Ashley Whitaker: Yeah.
Brad Means: When mad cow was happening.
Ashley Whitaker: yes.
Brad Means: And cannot give blood, why?
Ashley Whitaker: So, that is a FDA deferral for travel. I have some slightly good news on that front though. So during COVID, the FDA did lessen that deferral. So, while unfortunately the UK is still on that deferral list for mad cow, Germany is no longer on that list. Neither is countries like Spain. So a lot of people who were previously deferred, a lot of our military personnel, they are now able to donate.
Brad Means: All right, that’s good news.
Ashley Whitaker: Yeah.
Brad Means: How long between donations, if you wanna really jump into this and be a regular?
Ashley Whitaker: 56 days or 8 weeks.
Brad Means: 56.
Ashley Whitaker: So if you time it just right, you could donate six times in a year. A lot of people though, it’s really hard to do this six times. If someone could just come three to four times a year, we would not see the types of shortages that we’ve been seeing with our blood products.
Brad Means: When I was in college, I donated plasma. I regret it, because it just felt weird, they take the platelets out, put the blood back in you. And I think I got like $26. Do you all do that? Do you extract things from the blood still? And is there a need for that?
Ashley Whitaker: So we do take plasma and platelet donations, as well as whole blood. Everyone who comes to donate at Shepeard, they are volunteers. And the reason for that, we can’t pay is obviously first we’re a nonprofit, but two, our products go to the shelves at the hospitals. The products that are donated at plasma centers, while really important, they go to pharmaceutical research. They don’t stay local, they don’t go to hospitals. But yeah, we do a lot of different procedures. There’s a lot of different tests that is performed on the blood to make sure that it’s safe before it goes to patients locally.
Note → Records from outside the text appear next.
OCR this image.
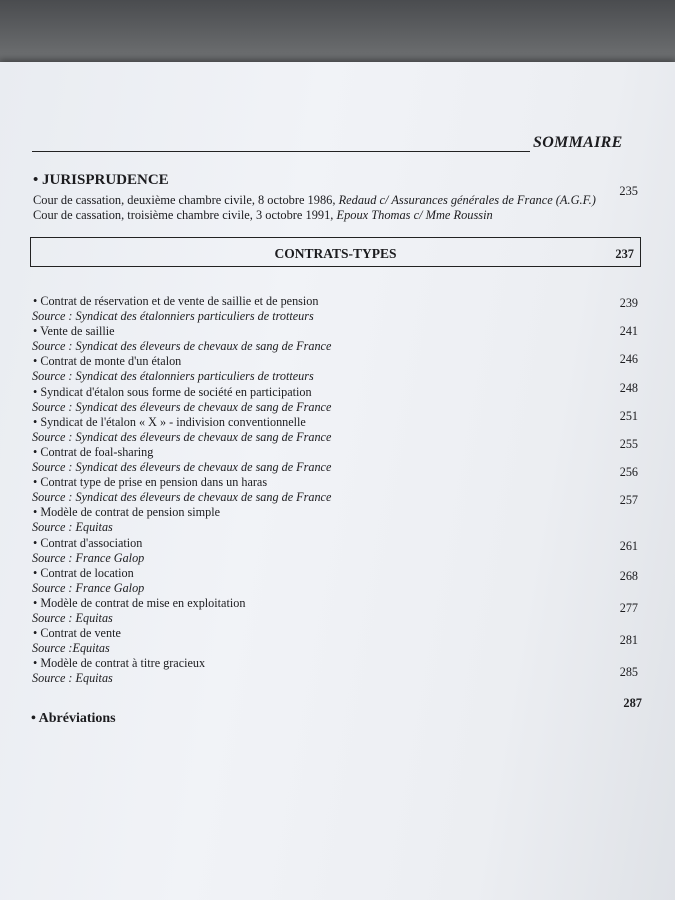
SOMMAIRE
• JURISPRUDENCE
235
Cour de cassation, deuxième chambre civile, 8 octobre 1986, Redaud c/ Assurances générales de France (A.G.F.)
Cour de cassation, troisième chambre civile, 3 octobre 1991, Epoux Thomas c/ Mme Roussin
CONTRATS-TYPES	237
• Contrat de réservation et de vente de saillie et de pension
Source : Syndicat des étalonniers particuliers de trotteurs
239
• Vente de saillie
Source : Syndicat des éleveurs de chevaux de sang de France
241
• Contrat de monte d'un étalon
Source : Syndicat des étalonniers particuliers de trotteurs
246
• Syndicat d'étalon sous forme de société en participation
Source : Syndicat des éleveurs de chevaux de sang de France
248
• Syndicat de l'étalon « X » - indivision conventionnelle
Source : Syndicat des éleveurs de chevaux de sang de France
251
• Contrat de foal-sharing
Source : Syndicat des éleveurs de chevaux de sang de France
255
• Contrat type de prise en pension dans un haras
Source : Syndicat des éleveurs de chevaux de sang de France
256
• Modèle de contrat de pension simple
Source : Equitas
257
• Contrat d'association
Source : France Galop
261
• Contrat de location
Source : France Galop
268
• Modèle de contrat de mise en exploitation
Source : Equitas
277
• Contrat de vente
Source :Equitas
281
• Modèle de contrat à titre gracieux
Source : Equitas	285
287
• Abréviations
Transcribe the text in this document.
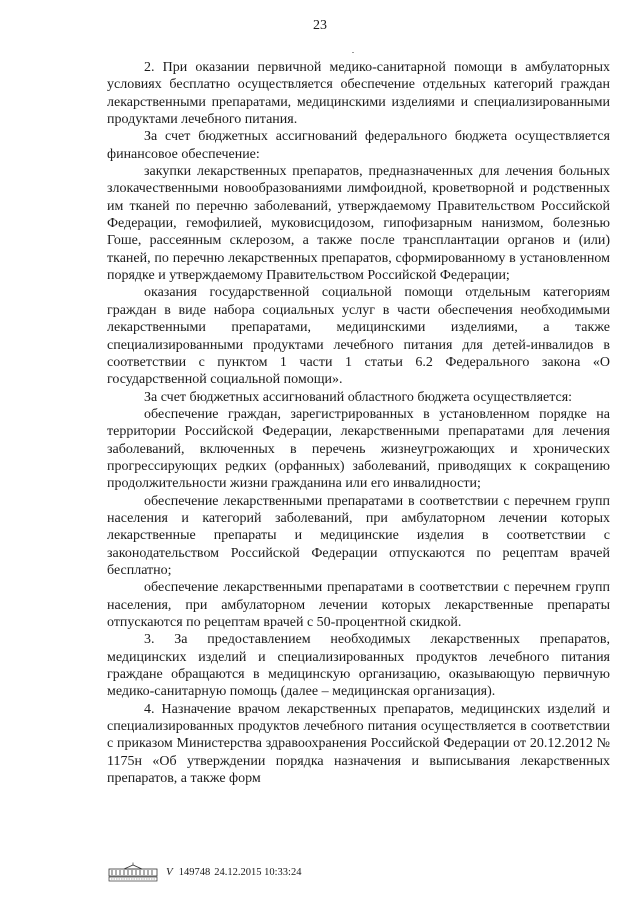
23

2. При оказании первичной медико-санитарной помощи в амбулаторных условиях бесплатно осуществляется обеспечение отдельных категорий граждан лекарственными препаратами, медицинскими изделиями и специализированными продуктами лечебного питания.

За счет бюджетных ассигнований федерального бюджета осуществляется финансовое обеспечение:

закупки лекарственных препаратов, предназначенных для лечения больных злокачественными новообразованиями лимфоидной, кроветворной и родственных им тканей по перечню заболеваний, утверждаемому Правительством Российской Федерации, гемофилией, муковисцидозом, гипофизарным нанизмом, болезнью Гоше, рассеянным склерозом, а также после трансплантации органов и (или) тканей, по перечню лекарственных препаратов, сформированному в установленном порядке и утверждаемому Правительством Российской Федерации;

оказания государственной социальной помощи отдельным категориям граждан в виде набора социальных услуг в части обеспечения необходимыми лекарственными препаратами, медицинскими изделиями, а также специализированными продуктами лечебного питания для детей-инвалидов в соответствии с пунктом 1 части 1 статьи 6.2 Федерального закона «О государственной социальной помощи».

За счет бюджетных ассигнований областного бюджета осуществляется:

обеспечение граждан, зарегистрированных в установленном порядке на территории Российской Федерации, лекарственными препаратами для лечения заболеваний, включенных в перечень жизнеугрожающих и хронических прогрессирующих редких (орфанных) заболеваний, приводящих к сокращению продолжительности жизни гражданина или его инвалидности;

обеспечение лекарственными препаратами в соответствии с перечнем групп населения и категорий заболеваний, при амбулаторном лечении которых лекарственные препараты и медицинские изделия в соответствии с законодательством Российской Федерации отпускаются по рецептам врачей бесплатно;

обеспечение лекарственными препаратами в соответствии с перечнем групп населения, при амбулаторном лечении которых лекарственные препараты отпускаются по рецептам врачей с 50-процентной скидкой.

3. За предоставлением необходимых лекарственных препаратов, медицинских изделий и специализированных продуктов лечебного питания граждане обращаются в медицинскую организацию, оказывающую первичную медико-санитарную помощь (далее – медицинская организация).

4. Назначение врачом лекарственных препаратов, медицинских изделий и специализированных продуктов лечебного питания осуществляется в соответствии с приказом Министерства здравоохранения Российской Федерации от 20.12.2012 № 1175н «Об утверждении порядка назначения и выписывания лекарственных препаратов, а также форм

V 149748 24.12.2015 10:33:24
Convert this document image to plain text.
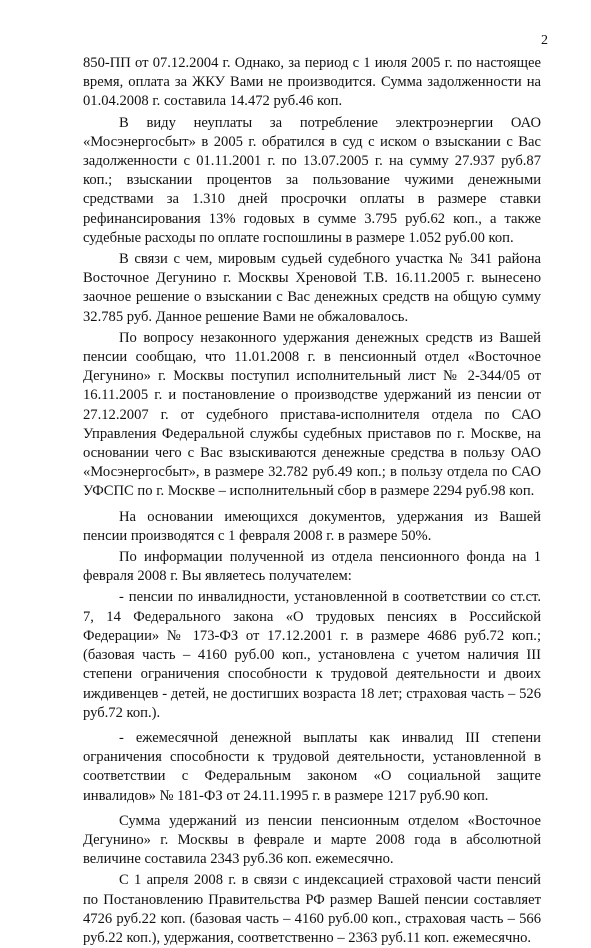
2

850-ПП от 07.12.2004 г. Однако, за период с 1 июля 2005 г. по настоящее время, оплата за ЖКУ Вами не производится. Сумма задолженности на 01.04.2008 г. составила 14.472 руб.46 коп.

В виду неуплаты за потребление электроэнергии ОАО «Мосэнергосбыт» в 2005 г. обратился в суд с иском о взыскании с Вас задолженности с 01.11.2001 г. по 13.07.2005 г. на сумму 27.937 руб.87 коп.; взыскании процентов за пользование чужими денежными средствами за 1.310 дней просрочки оплаты в размере ставки рефинансирования 13% годовых в сумме 3.795 руб.62 коп., а также судебные расходы по оплате госпошлины в размере 1.052 руб.00 коп.

В связи с чем, мировым судьей судебного участка № 341 района Восточное Дегунино г. Москвы Хреновой Т.В. 16.11.2005 г. вынесено заочное решение о взыскании с Вас денежных средств на общую сумму 32.785 руб. Данное решение Вами не обжаловалось.

По вопросу незаконного удержания денежных средств из Вашей пенсии сообщаю, что 11.01.2008 г. в пенсионный отдел «Восточное Дегунино» г. Москвы поступил исполнительный лист № 2-344/05 от 16.11.2005 г. и постановление о производстве удержаний из пенсии от 27.12.2007 г. от судебного пристава-исполнителя отдела по САО Управления Федеральной службы судебных приставов по г. Москве, на основании чего с Вас взыскиваются денежные средства в пользу ОАО «Мосэнергосбыт», в размере 32.782 руб.49 коп.; в пользу отдела по САО УФСПС по г. Москве – исполнительный сбор в размере 2294 руб.98 коп.

На основании имеющихся документов, удержания из Вашей пенсии производятся с 1 февраля 2008 г. в размере 50%.

По информации полученной из отдела пенсионного фонда на 1 февраля 2008 г. Вы являетесь получателем:

- пенсии по инвалидности, установленной в соответствии со ст.ст. 7, 14 Федерального закона «О трудовых пенсиях в Российской Федерации» № 173-ФЗ от 17.12.2001 г. в размере 4686 руб.72 коп.; (базовая часть – 4160 руб.00 коп., установлена с учетом наличия III степени ограничения способности к трудовой деятельности и двоих иждивенцев - детей, не достигших возраста 18 лет; страховая часть – 526 руб.72 коп.).

- ежемесячной денежной выплаты как инвалид III степени ограничения способности к трудовой деятельности, установленной в соответствии с Федеральным законом «О социальной защите инвалидов» № 181-ФЗ от 24.11.1995 г. в размере 1217 руб.90 коп.

Сумма удержаний из пенсии пенсионным отделом «Восточное Дегунино» г. Москвы в феврале и марте 2008 года в абсолютной величине составила 2343 руб.36 коп. ежемесячно.

С 1 апреля 2008 г. в связи с индексацией страховой части пенсий по Постановлению Правительства РФ размер Вашей пенсии составляет 4726 руб.22 коп. (базовая часть – 4160 руб.00 коп., страховая часть – 566 руб.22 коп.), удержания, соответственно – 2363 руб.11 коп. ежемесячно.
Brad Means: You talked about what it takes to donate blood. What if you do wanna donate platelets? Because those are life saving as well.
Ashley Whitaker: Yeah.
Brad Means: Is it similar to donating whole blood?
Ashley Whitaker: It’s a little similar. It takes a little bit longer, something that we do primarily mostly at our centers. It takes about an hour and a half to two hours versus that 30 minute timeframe. If you are a male, that’s A positive, we really probably would love for you to donate platelets, ’cause you’re an ideal candidate. Women can donate as well, but we have to do something called HLA test beforehand to make sure that you are eligible to donate platelets. But it’s a pretty quick process and you can donate platelets every two weeks versus the every eight weeks.
Brad Means: And do they put your blood back in you?
Ashley Whitaker: Yes, they do.
Brad Means: How’s that work?
Ashley Whitaker: I don’t know all the science behind it, but it does. And I have been told, I have not actually donated platelets yet, but I’ve been told that it’s actually a little bit easier on your body than doing the whole blood donation because they’re not taking a whole unit out of you, it’s getting cycled back in.
Brad Means: And where do those platelets go? Are those local? I know that they come in really handy when people need them.
Ashley Whitaker: Absolutely. So platelets, the thing about platelets is they have a very short shelf life, they expire in five days and we need ’em all the time. But platelets here locally, they are used a lot by people who are undergoing cancer therapies. And a lot of children and adults who are undergoing chemotherapy need a lot of platelet transfusions in order for their bodies to recover so that they’re healthy enough to fight the disease.
Brad Means: Well, all good things to know today, Ashley Whitaker.
Ashley Whitaker: Absolutely.
Brad Means: Good luck with everything you’re doing–
Ashley Whitaker: Thank you.
Brad Means: At Shepeard Community Blood Center, and thanks for taking the time to explain things to us.
Ashley Whitaker: Absolutely, thanks for having me.
Brad Means: We appreciate it. Ashley Whitaker, our special guest today on The Means Report.